PersonalVideo: High ID-Fidelity Video Customization without Dynamic and Semantic Degradation

Hengjia Li,Haonan Qiu,Shiwei Zhang,Xiang Wang,Yujie Wei,Zekun Li,Yingya Zhang,Boxi Wu,Deng Cai
2024-11-26
Abstract:The current text-to-video (T2V) generation has made significant progress in synthesizing realistic general videos, but it is still under-explored in identity-specific human video generation with customized ID images. The key challenge lies in maintaining high ID fidelity consistently while preserving the original motion dynamic and semantic following after the identity injection. Current video identity customization methods mainly rely on reconstructing given identity images on text-to-image models, which have a divergent distribution with the T2V model.
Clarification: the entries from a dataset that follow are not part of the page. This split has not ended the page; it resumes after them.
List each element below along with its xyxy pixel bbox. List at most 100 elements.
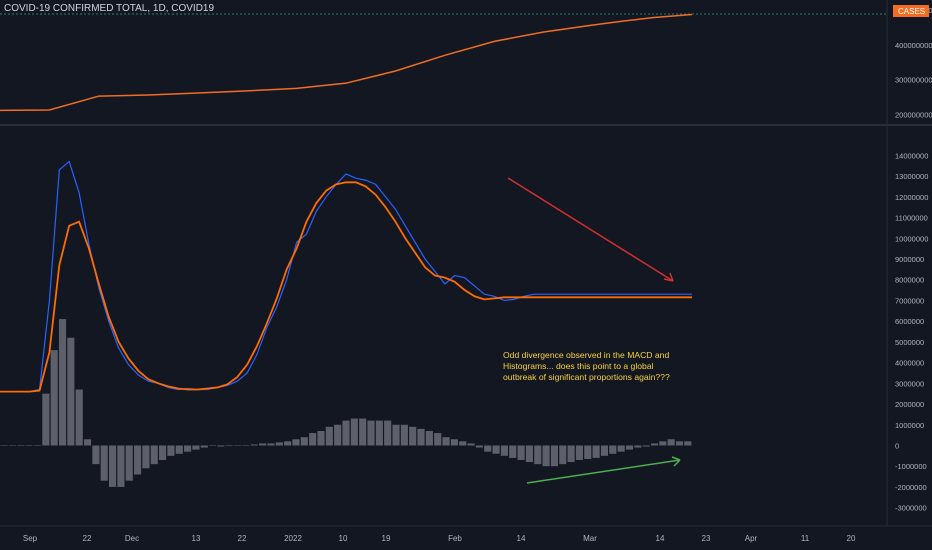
price-y-tick-label: 400000000: [895, 41, 932, 50]
histogram-bar: [250, 444, 258, 446]
x-tick-label: Dec: [125, 534, 139, 543]
histogram-bar: [459, 441, 467, 446]
histogram-bar: [25, 445, 33, 446]
x-tick-label: 19: [382, 534, 391, 543]
histogram-bar: [83, 439, 92, 446]
histogram-bar: [167, 445, 175, 456]
histogram-bar: [192, 445, 200, 450]
histogram-bar: [58, 319, 67, 446]
histogram-bar: [559, 445, 567, 465]
histogram-bar: [92, 445, 100, 465]
histogram-bar: [684, 441, 692, 446]
histogram-bar: [342, 420, 350, 446]
histogram-bar: [384, 420, 392, 446]
macd-y-tick-label: 0: [895, 441, 899, 450]
macd-y-tick-label: 6000000: [895, 317, 924, 326]
histogram-bar: [517, 445, 525, 460]
histogram-bar: [350, 418, 358, 446]
macd-y-tick-label: -3000000: [895, 504, 927, 513]
histogram-bar: [567, 445, 575, 463]
histogram-bar: [100, 445, 108, 481]
histogram-bar: [400, 424, 408, 446]
x-tick-label: Mar: [583, 534, 597, 543]
red-arrowhead-icon: [663, 272, 674, 282]
macd-y-tick-label: -2000000: [895, 483, 927, 492]
histogram-bar: [309, 433, 317, 446]
x-tick-label: 11: [801, 534, 810, 543]
macd-y-tick-label: 14000000: [895, 151, 928, 160]
histogram-bar: [500, 445, 508, 456]
histogram-bar: [225, 445, 233, 447]
x-tick-label: Apr: [745, 534, 758, 543]
histogram-bar: [0, 445, 8, 446]
x-tick-label: 23: [702, 534, 711, 543]
macd-y-tick-label: 11000000: [895, 214, 928, 223]
histogram-bar: [434, 433, 442, 446]
histogram-bar: [409, 426, 417, 446]
x-axis: Sep 22 Dec 13 22 2022 10 19 Feb 14 Mar 14 23 Apr 11 20: [23, 534, 856, 543]
histogram-bar: [200, 445, 208, 448]
histogram-bar: [50, 350, 58, 446]
red-trend-arrow: [507, 177, 674, 282]
macd-y-tick-label: 5000000: [895, 338, 924, 347]
histogram-bar: [33, 445, 42, 446]
histogram-bar: [150, 445, 158, 465]
x-tick-label: Sep: [23, 534, 38, 543]
x-tick-label: 14: [656, 534, 665, 543]
x-tick-label: 10: [339, 534, 348, 543]
price-series-line: [0, 13, 693, 112]
histogram-bar: [609, 445, 617, 454]
x-tick-label: 2022: [284, 534, 302, 543]
histogram-bar: [125, 445, 133, 481]
histogram-bar: [67, 337, 75, 446]
histogram-bar: [475, 445, 483, 448]
price-y-tick-label: 300000000: [895, 76, 932, 85]
macd-y-tick-label: -1000000: [895, 462, 927, 471]
histogram-bar: [300, 437, 308, 446]
histogram-bar: [584, 445, 592, 459]
histogram-bar: [334, 424, 342, 446]
histogram-bar: [367, 420, 375, 446]
price-badge-label: CASES: [898, 7, 925, 16]
macd-y-tick-label: 10000000: [895, 234, 928, 243]
histogram-bar: [159, 445, 167, 460]
chart-title: COVID-19 CONFIRMED TOTAL, 1D, COVID19: [4, 3, 215, 14]
histogram-bar: [642, 445, 650, 447]
histogram-bar: [42, 393, 50, 446]
macd-panel: 1400000013000000120000001100000010000000…: [0, 151, 928, 513]
histogram-bar: [75, 389, 83, 446]
histogram-bar: [234, 445, 242, 446]
histogram-bar: [442, 437, 450, 446]
price-badge: CASES: [893, 5, 929, 17]
histogram-bar: [8, 445, 17, 446]
histogram-bar: [209, 445, 217, 446]
histogram-bar: [284, 441, 292, 446]
histogram-bar: [317, 430, 325, 446]
x-tick-label: 14: [517, 534, 526, 543]
histogram-bar: [259, 443, 267, 446]
x-tick-label: Feb: [448, 534, 462, 543]
histogram-bar: [542, 445, 550, 467]
histogram-bar: [625, 445, 634, 450]
histogram-bar: [550, 445, 559, 467]
histogram-bar: [525, 445, 533, 463]
x-tick-label: 13: [192, 534, 201, 543]
histogram-bar: [242, 445, 250, 446]
histogram-bar: [650, 443, 659, 446]
x-tick-label: 20: [847, 534, 856, 543]
macd-y-tick-label: 7000000: [895, 296, 924, 305]
histogram-bar: [667, 439, 675, 446]
histogram-bar: [17, 445, 25, 446]
x-tick-label: 22: [83, 534, 92, 543]
macd-y-tick-label: 2000000: [895, 400, 924, 409]
histogram-bar: [634, 445, 642, 448]
histogram-bar: [392, 424, 400, 446]
signal-series-line: [0, 181, 692, 393]
macd-y-tick-label: 13000000: [895, 172, 928, 181]
macd-y-tick-label: 1000000: [895, 421, 924, 430]
histogram-bar: [133, 445, 142, 475]
histogram-bar: [142, 445, 150, 469]
histogram-bar: [375, 420, 383, 446]
histogram-bar: [267, 443, 275, 446]
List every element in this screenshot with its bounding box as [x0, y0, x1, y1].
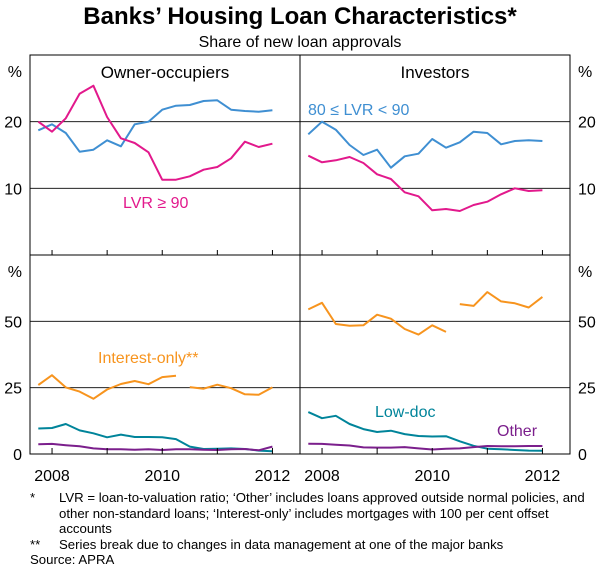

This process introduces a tuning-inference gap, leading to dynamic and semantic degradation. To tackle this problem, we propose a novel framework, dubbed \textbf{PersonalVideo}, that applies direct supervision on videos synthesized by the T2V model to bridge the gap. Specifically, we introduce a learnable Isolated Identity Adapter to customize the specific identity non-intrusively, which does not comprise the original T2V model's abilities (e.g., motion dynamic and semantic following). With the non-reconstructive identity loss, we further employ simulated prompt augmentation to reduce overfitting by supervising generated results in more semantic scenarios, gaining good robustness even with only a single reference image available. Extensive experiments demonstrate our method's superiority in delivering high identity faithfulness while preserving the inherent video generation qualities of the original T2V model, outshining prior approaches. Notably, our PersonalVideo seamlessly integrates with pre-trained SD components, such as ControlNet and style LoRA, requiring no extra tuning overhead.
Computer Vision and Pattern Recognition
What problem does this paper attempt to address?
The problem that this paper attempts to solve is to achieve face - video customization of specific identities in text - to - video (T2V) generation while maintaining high identity fidelity (ID - fidelity) without causing dynamic and semantic degradation. Specifically, current T2V generation techniques have made significant progress in synthesizing general realistic videos, but still face challenges when generating videos of specific identities using customized identity images. The main challenges are: 1. **Maintaining inherent motion dynamics and semantic following**: Existing video customization methods usually model a customized text - to - image (T2I) prior by using image reconstruction supervision during the adjustment process, and then inject it into the T2V model during the inference process to generate videos of specific identities. However, the distribution difference between the pre - trained T2V model and the pre - trained T2I model will lead to an adjustment - inference gap, resulting in dynamic and semantic degradation, making the generated videos appear static and unable to follow the given prompts. 2. **Inserting consistent high - fidelity identities**: For reconstruction - based video customization, the adjustment - inference gap also poses a challenge to identity fidelity. Since humans are very sensitive to facial features, higher fidelity and consistent identities are required in customized videos. In order to achieve identity consistency while maintaining the model's dynamics and semantics, traditional reconstruction - based video customization methods often require more images or even additional video inputs to avoid over - fitting, which brings great inconvenience to users. To solve these problems, the paper proposes a new framework - PersonalVideo, which aims to achieve high identity fidelity using only a small number of identity images and maintain the motion dynamics and semantic following ability of the original T2V model. This framework bridges the adjustment - inference gap by directly imposing supervision on the videos generated by the T2V model, introduces a non - reconstruction identity loss, and adopts a simulated prompt enhancement technique to reduce over - fitting, thus showing good robustness even when only a single reference image is available. In addition, an Isolated Identity Adapter is designed to inject identity information without compromising motion dynamics and semantic following.